Maria Eletta Martini era una donna semplice e gentile che trasmetteva da ogni suo gesto e parola una profonda autorevolezza. L’avevo conosciuta quando entrai alla Camera nel 1987. Ero arrivata con tante altre giovani colleghe sull’onda di una battaglia che noi donne del PCI avevamo condotto e vinto, quella della Carta delle Donne che diceva “dalle donne la forza delle donne”. Eravamo il 30 per cento del gruppo parlamentare comunista, giovani e colorate e questo strideva con l’altro emiciclo dell’aula parlamentare, prevalentemente grigio e maschile.
Maria Eletta Martini allora era dall’altra parte dell’aula: a sinistra il PCI, al centro e a destra la DC. Lei era un’autorevole esponente della DC, una parlamentare di lungo corso, ed era molto incuriosita da quella pattuglia di giovani e colorate parlamentari che erano arrivate per la prima volta. Una curiosità da cui traspariva un profondo rispetto per chi stava all’altra parte e, soprattutto, per la storia e la realtà dei comunisti italiani. Lei era stata relatrice di alcune grandi Leggi come la 194 sull’aborto. Rileggendo il dibattito parlamentare che ha accompagnato l’approvazione della medesima sono rimasta colpita dalla profondità del suo pensiero, della fermezza dei suoi principi ma anche della sua capacità e del suo sforzo di capire l’altro, di raccogliere la verità del pensiero diverso dal suo.
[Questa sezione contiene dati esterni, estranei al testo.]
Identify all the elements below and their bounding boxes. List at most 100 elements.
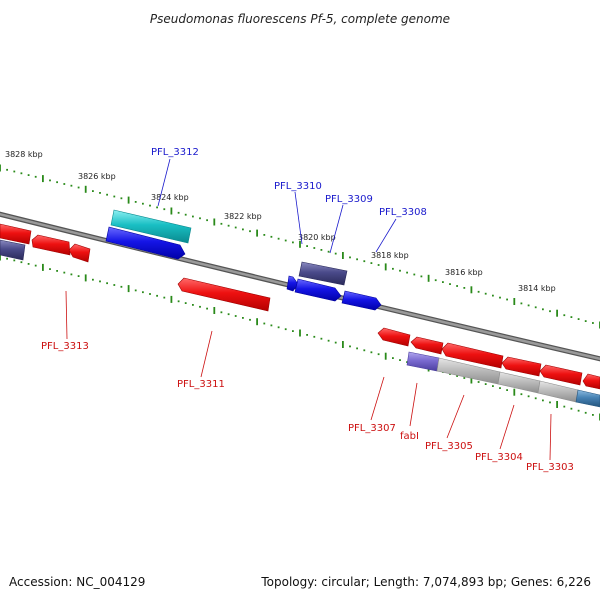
scale-minor-tick [320,337,323,340]
scale-minor-tick [570,316,573,318]
scale-minor-tick [63,183,66,185]
scale-minor-tick [184,213,187,216]
scale-minor-tick [477,290,480,293]
scale-major-tick [470,376,473,384]
scale-minor-tick [463,377,466,379]
scale-minor-tick [220,222,223,225]
scale-minor-tick [320,249,323,251]
scale-major-tick [213,218,216,226]
scale-minor-tick [156,206,158,209]
scale-major-tick [513,388,516,396]
scale-minor-tick [113,284,116,286]
scale-minor-tick [406,361,408,363]
gene-label[interactable]: PFL_3308 [379,207,427,218]
scale-major-tick [342,252,344,259]
scale-major-tick [127,285,130,293]
gene-arrow-red[interactable] [31,234,71,256]
scale-major-tick [213,307,216,314]
scale-minor-tick [570,407,573,410]
gene-arrow-red[interactable] [441,342,504,369]
scale-minor-tick [284,328,287,331]
scale-minor-tick [142,202,144,205]
scale-minor-tick [6,168,8,171]
gene-arrow-gray[interactable] [537,380,579,403]
scale-minor-tick [163,208,166,211]
leader-lines [65,158,552,461]
scale-minor-tick [377,353,380,356]
gene-arrow-navy[interactable] [298,261,348,286]
scale-label: 3824 kbp [151,193,189,202]
scale-minor-tick [70,184,73,187]
scale-minor-tick [242,228,244,231]
gene-arrow-navy[interactable] [0,239,26,261]
gene-arrow-blue-small[interactable] [286,275,299,292]
gene-arrow-red[interactable] [501,356,542,377]
scale-minor-tick [56,181,58,184]
gene-arrow-red[interactable] [377,327,411,347]
gene-label[interactable]: PFL_3303 [526,462,574,473]
scale-minor-tick [92,278,94,281]
scale-minor-tick [192,215,194,218]
scale-minor-tick [563,405,566,408]
scale-minor-tick [363,349,366,352]
scale-minor-tick [592,322,594,324]
gene-arrow-violet[interactable] [406,351,440,372]
gene-arrow-red[interactable] [177,277,271,312]
scale-minor-tick [334,341,337,344]
topology-text: Topology: circular; Length: 7,074,893 bp… [260,575,591,589]
scale-minor-tick [34,264,37,267]
gene-label[interactable]: PFL_3307 [348,423,396,434]
scale-minor-tick [492,294,494,297]
gene-arrow-blue[interactable] [105,226,186,260]
scale-minor-tick [284,239,287,242]
gene-arrow-red[interactable] [68,243,91,263]
gene-arrow-red[interactable] [539,364,583,386]
scale-minor-tick [134,289,137,292]
scale-minor-tick [592,414,594,416]
scale-minor-tick [334,252,337,255]
scale-major-tick [556,309,558,317]
scale-minor-tick [484,383,487,385]
scale-minor-tick [184,302,187,304]
scale-minor-tick [549,401,551,404]
gene-arrow-steel[interactable] [575,389,600,408]
scale-minor-tick [292,330,294,332]
scale-minor-tick [56,270,58,272]
scale-minor-tick [227,224,230,227]
scale-label: 3816 kbp [445,268,483,277]
scale-minor-tick [377,264,380,266]
scale-minor-tick [527,304,530,307]
gene-labels: PFL_3312 PFL_3310 PFL_3309 PFL_3308 PFL_… [41,147,574,473]
scale-minor-tick [49,268,51,270]
scale-minor-tick [542,308,544,311]
scale-label: 3828 kbp [5,150,43,159]
scale-minor-tick [492,385,494,387]
scale-minor-tick [413,273,416,276]
scale-minor-tick [199,305,201,308]
gene-label[interactable]: PFL_3311 [177,379,225,390]
gene-arrow-red[interactable] [0,223,32,245]
gene-label[interactable]: PFL_3309 [325,194,373,205]
gene-label[interactable]: PFL_3305 [425,441,473,452]
scale-minor-tick [270,324,273,327]
scale-minor-tick [227,313,230,316]
gene-arrow-red[interactable] [582,373,600,390]
scale-minor-tick [584,320,587,322]
gene-arrow-red[interactable] [410,336,444,355]
gene-label[interactable]: PFL_3304 [475,452,523,463]
scale-minor-tick [142,291,144,294]
scale-major-tick [299,329,301,337]
gene-arrow-blue[interactable] [294,278,342,302]
scale-minor-tick [313,247,316,249]
scale-minor-tick [506,298,508,301]
gene-label[interactable]: PFL_3312 [151,147,199,158]
scale-minor-tick [92,190,94,192]
gene-label[interactable]: fabI [400,431,419,442]
gene-label[interactable]: PFL_3313 [41,341,89,352]
scale-minor-tick [6,257,8,260]
gene-arrow-blue[interactable] [341,290,382,311]
scale-minor-tick [163,296,166,299]
gene-arrow-cyan[interactable] [110,209,192,244]
gene-label[interactable]: PFL_3310 [274,181,322,192]
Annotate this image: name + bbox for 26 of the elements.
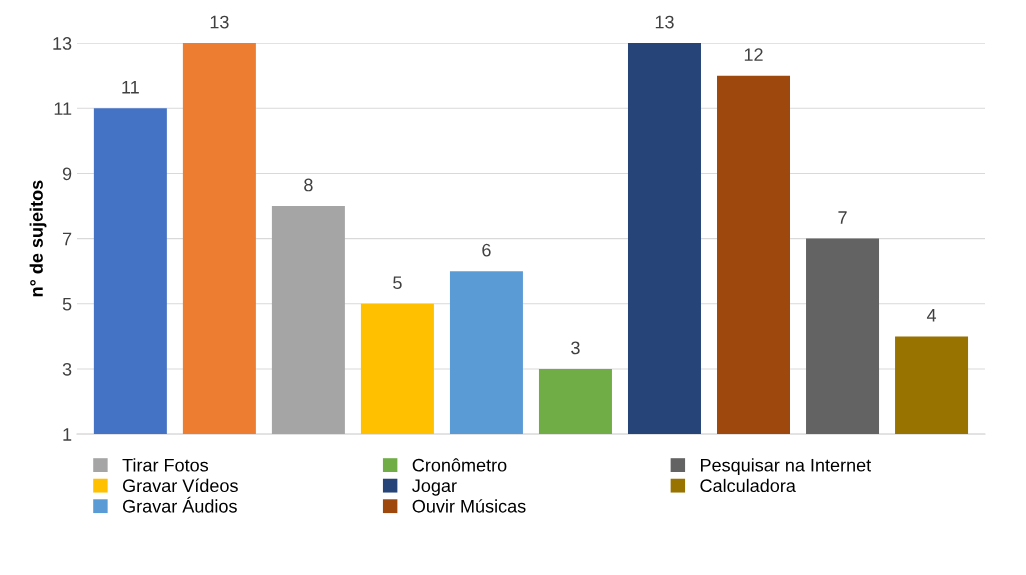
legend-label: Ouvir Músicas: [412, 499, 526, 513]
y-axis-title: n° de sujeitos: [29, 180, 47, 297]
y-tick-label: 9: [62, 167, 72, 181]
data-label: 6: [482, 243, 491, 257]
data-label: 13: [655, 15, 674, 29]
legend-label: Calculadora: [700, 478, 796, 493]
legend-label: Gravar Áudios: [123, 496, 237, 513]
legend-label: Pesquisar na Internet: [701, 458, 872, 476]
y-tick-label: 3: [62, 362, 72, 376]
data-label: 12: [744, 48, 763, 61]
data-label: 8: [304, 178, 313, 192]
y-tick-label: 13: [53, 37, 72, 50]
y-tick-label: 7: [62, 232, 72, 246]
data-label: 5: [393, 276, 402, 290]
legend-label: Tirar Fotos: [122, 458, 209, 472]
data-label: 4: [926, 309, 937, 322]
legend-label: Jogar: [412, 479, 457, 496]
legend-label: Gravar Vídeos: [123, 478, 238, 493]
y-tick-label: 11: [54, 102, 72, 115]
y-tick-label: 1: [63, 428, 72, 441]
y-tick-label: 5: [62, 297, 72, 311]
data-label: 7: [838, 211, 847, 224]
data-label: 13: [210, 15, 229, 29]
data-label: 3: [571, 341, 580, 355]
data-label: 11: [122, 81, 139, 94]
legend-label: Cronômetro: [412, 458, 507, 472]
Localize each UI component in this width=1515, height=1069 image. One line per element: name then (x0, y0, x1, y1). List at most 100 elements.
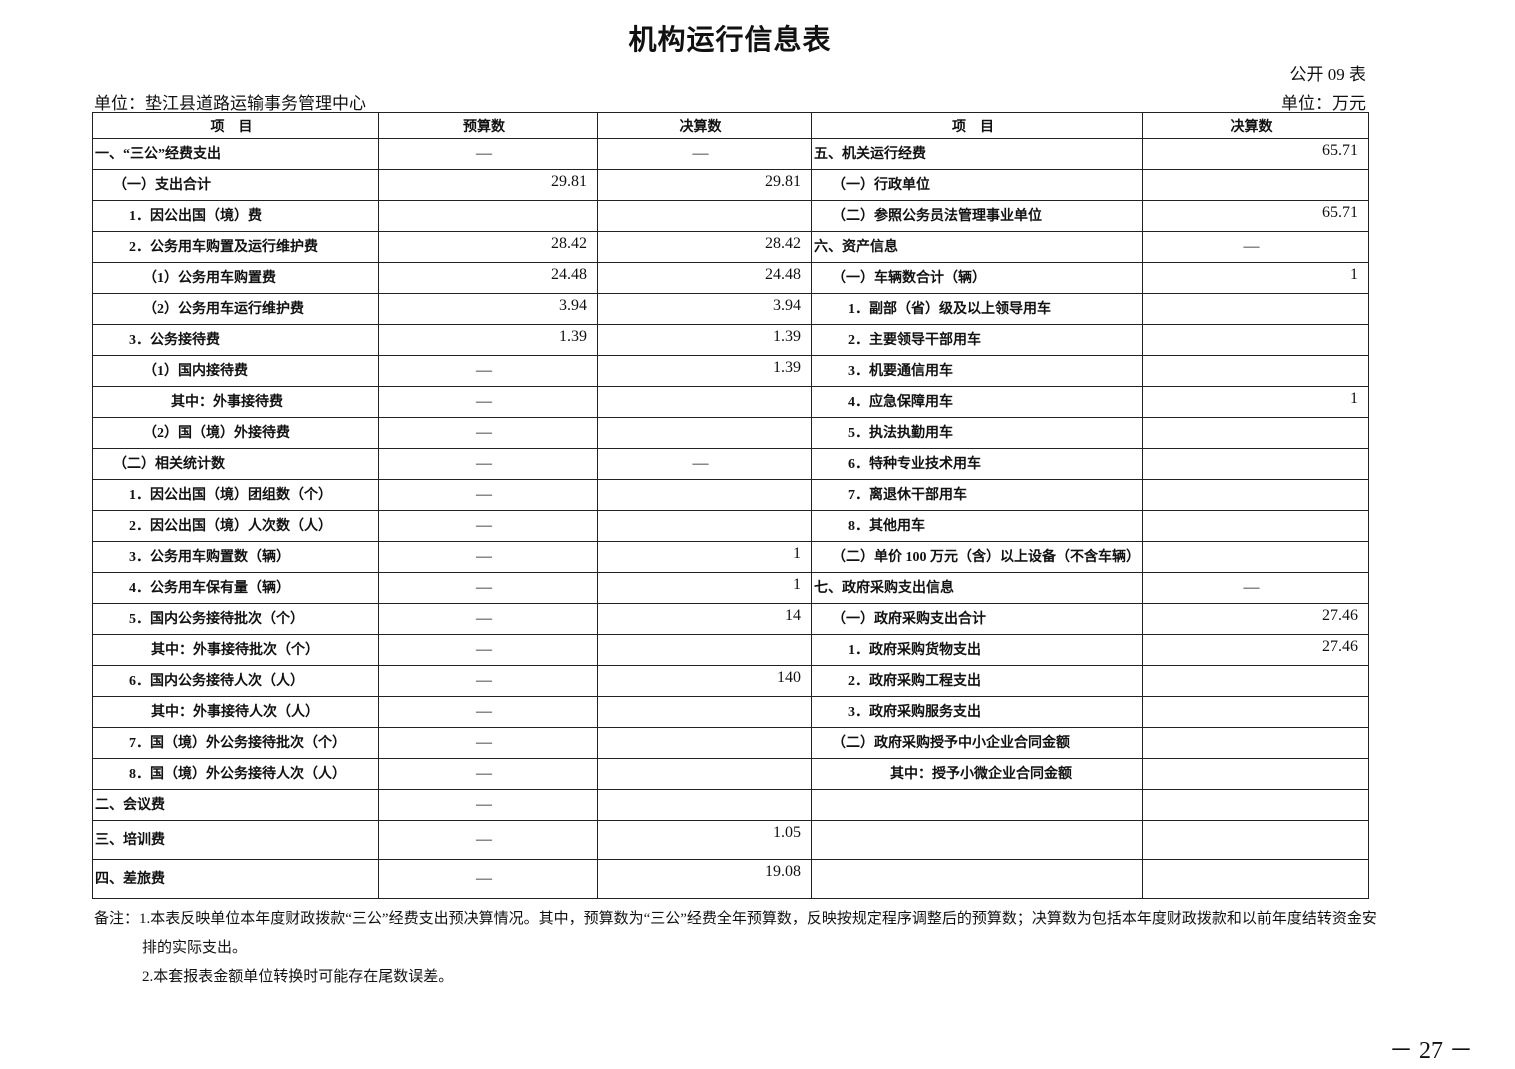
final-value-right (1142, 324, 1369, 356)
item-label: 2．公务用车购置及运行维护费 (92, 231, 379, 263)
item-label-right: 6．特种专业技术用车 (811, 448, 1143, 480)
item-label: 2．因公出国（境）人次数（人） (92, 510, 379, 542)
budget-value: — (378, 820, 598, 860)
item-label-right: 7．离退休干部用车 (811, 479, 1143, 511)
item-label-right (811, 789, 1143, 821)
note-2: 2.本套报表金额单位转换时可能存在尾数误差。 (142, 969, 454, 985)
item-label: 1．因公出国（境）团组数（个） (92, 479, 379, 511)
item-label: 二、会议费 (92, 789, 379, 821)
table-row: 7．国（境）外公务接待批次（个） — （二）政府采购授予中小企业合同金额 (92, 727, 1369, 759)
budget-value: — (378, 386, 598, 418)
final-value (597, 727, 812, 759)
header-final: 决算数 (597, 112, 812, 139)
final-value: 1.39 (597, 324, 812, 356)
notes: 备注：1.本表反映单位本年度财政拨款“三公”经费支出预决算情况。其中，预算数为“… (94, 905, 1484, 992)
item-label: （2）国（境）外接待费 (92, 417, 379, 449)
page-number: － 27 － (1389, 1038, 1473, 1064)
budget-value: — (378, 448, 598, 480)
final-value-right: 1 (1142, 262, 1369, 294)
final-value: 29.81 (597, 169, 812, 201)
item-label-right: 七、政府采购支出信息 (811, 572, 1143, 604)
item-label-right (811, 820, 1143, 860)
item-label-right: 其中：授予小微企业合同金额 (811, 758, 1143, 790)
table-row: （1）公务用车购置费 24.48 24.48 （一）车辆数合计（辆） 1 (92, 262, 1369, 294)
item-label: 3．公务接待费 (92, 324, 379, 356)
budget-value: — (378, 603, 598, 635)
final-value-right (1142, 448, 1369, 480)
final-value (597, 417, 812, 449)
final-value-right: 1 (1142, 386, 1369, 418)
page-title: 机构运行信息表 (628, 25, 832, 56)
final-value: 1.39 (597, 355, 812, 387)
final-value-right: — (1142, 572, 1369, 604)
final-value (597, 386, 812, 418)
item-label: 3．公务用车购置数（辆） (92, 541, 379, 573)
item-label: 一、“三公”经费支出 (92, 138, 379, 170)
item-label-right: 3．机要通信用车 (811, 355, 1143, 387)
table-row: 8．国（境）外公务接待人次（人） — 其中：授予小微企业合同金额 (92, 758, 1369, 790)
final-value (597, 200, 812, 232)
budget-value: 28.42 (378, 231, 598, 263)
table-row: （1）国内接待费 —1.39 3．机要通信用车 (92, 355, 1369, 387)
final-value-right: 65.71 (1142, 200, 1369, 232)
item-label-right: 4．应急保障用车 (811, 386, 1143, 418)
final-value-right (1142, 479, 1369, 511)
table-row: 6．国内公务接待人次（人） —140 2．政府采购工程支出 (92, 665, 1369, 697)
final-value-right: 27.46 (1142, 634, 1369, 666)
budget-value: — (378, 572, 598, 604)
budget-value: — (378, 355, 598, 387)
table-row: 其中：外事接待批次（个） — 1．政府采购货物支出 27.46 (92, 634, 1369, 666)
table-row: 四、差旅费 —19.08 (92, 859, 1369, 899)
final-value-right: 27.46 (1142, 603, 1369, 635)
item-label-right: 1．政府采购货物支出 (811, 634, 1143, 666)
table-row: （二）相关统计数 — —6．特种专业技术用车 (92, 448, 1369, 480)
budget-value: 3.94 (378, 293, 598, 325)
budget-value: — (378, 859, 598, 899)
budget-value: — (378, 727, 598, 759)
note-1: 备注：1.本表反映单位本年度财政拨款“三公”经费支出预决算情况。其中，预算数为“… (94, 911, 1377, 927)
item-label-right: 2．政府采购工程支出 (811, 665, 1143, 697)
item-label: 四、差旅费 (92, 859, 379, 899)
table-row: （2）国（境）外接待费 — 5．执法执勤用车 (92, 417, 1369, 449)
final-value (597, 758, 812, 790)
final-value-right (1142, 417, 1369, 449)
budget-value (378, 200, 598, 232)
header-item: 项 目 (92, 112, 379, 139)
table-row: （一）支出合计 29.81 29.81 （一）行政单位 (92, 169, 1369, 201)
item-label: 7．国（境）外公务接待批次（个） (92, 727, 379, 759)
final-value (597, 510, 812, 542)
final-value-right (1142, 293, 1369, 325)
item-label-right: （二）政府采购授予中小企业合同金额 (811, 727, 1143, 759)
item-label: 4．公务用车保有量（辆） (92, 572, 379, 604)
table-row: （2）公务用车运行维护费 3.94 3.94 1．副部（省）级及以上领导用车 (92, 293, 1369, 325)
item-label-right: 2．主要领导干部用车 (811, 324, 1143, 356)
final-value-right (1142, 355, 1369, 387)
final-value-right (1142, 510, 1369, 542)
final-value (597, 696, 812, 728)
final-value-right (1142, 541, 1369, 573)
final-value: 19.08 (597, 859, 812, 899)
final-value-right (1142, 820, 1369, 860)
final-value: 140 (597, 665, 812, 697)
form-number: 公开 09 表 (1289, 65, 1367, 84)
item-label-right: 8．其他用车 (811, 510, 1143, 542)
content-flow: 项 目 预算数 决算数 项 目 决算数 一、“三公”经费支出 — — 五、机关运行经费… (92, 112, 1492, 992)
header-budget: 预算数 (378, 112, 598, 139)
table-row: 3．公务接待费 1.39 1.39 2．主要领导干部用车 (92, 324, 1369, 356)
final-value: 1 (597, 541, 812, 573)
budget-value: — (378, 417, 598, 449)
final-value-right (1142, 859, 1369, 899)
table-row: 1．因公出国（境）费 （二）参照公务员法管理事业单位 65.71 (92, 200, 1369, 232)
table-row: 其中：外事接待人次（人） — 3．政府采购服务支出 (92, 696, 1369, 728)
final-value: 1 (597, 572, 812, 604)
table-row: 4．公务用车保有量（辆） —1 七、政府采购支出信息 — (92, 572, 1369, 604)
budget-value: — (378, 479, 598, 511)
item-label-right (811, 859, 1143, 899)
final-value-right (1142, 665, 1369, 697)
final-value-right: 65.71 (1142, 138, 1369, 170)
item-label-right: （二）参照公务员法管理事业单位 (811, 200, 1143, 232)
item-label: （2）公务用车运行维护费 (92, 293, 379, 325)
final-value: 28.42 (597, 231, 812, 263)
table-row: 2．公务用车购置及运行维护费 28.42 28.42 六、资产信息 — (92, 231, 1369, 263)
item-label: （1）国内接待费 (92, 355, 379, 387)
Resta una pagina di alta politica e alto dibattito parlamentare il confronto che in merito ci fù tra lei Giglia Tedesco, senatrice del PCI. L’ho sempre sentita una donna del dialogo, promotrice della politica del bene comune e della dedizione agli altri. Ho ammirato il suo impegno e le sue battaglie per il rinnovamento della DC e per l’affermazione della moralità nella politica. Non seguiva da vicino le tematiche delle donne che, allora, costituivano il mio principale impegno.
Le mie interlocutrici del tempo erano Rosa Russo Iervolino, Paola Colombo Svevo, Albertina Soliani e Silvia Costa. Ma lei mi era molto simpatica e mi sollecitava una grande attenzione. Fu naturale incontrarla nell’Ulivo e ricordo la discrezione con cui venne a trovarmi quando ero Ministro della solidarietà sociale e tra le altre cose mi occupavo del volontariato e di quella Legge, la 266 che Rosa Russo Iervolino, da Ministro, e lei promossero con grande determinazione. Mi raccomandò di non guardare solo alle grandi organizzazioni ma anche al volontariato più minuto, a favorire la costruzione delle reti di volontariato nella consapevolezza però che la sua forza era nel radicamento territoriale e nella vicinanza delle persone.
Insomma, la sua preoccupazione era quella di evitare il paradosso per cui l’attenzione delle istituzioni al volontariato ed il suo diventare importante lo burocratizzasse e gli facesse pendere la sua carica originaria che è la profondità e la autenticità del legame con le persone. Mi è spiaciuto di non averla più incontrarla per continuare quella discussione sulla politica, sul volontariato, sui temi sociali.
E’ stata una parlamentare autorevole, una protagonista della politica intesa come bene comune, una donna retta e semplice. Come era il suo portamento e il suo sguardo. Elegante ed aperto agli altri.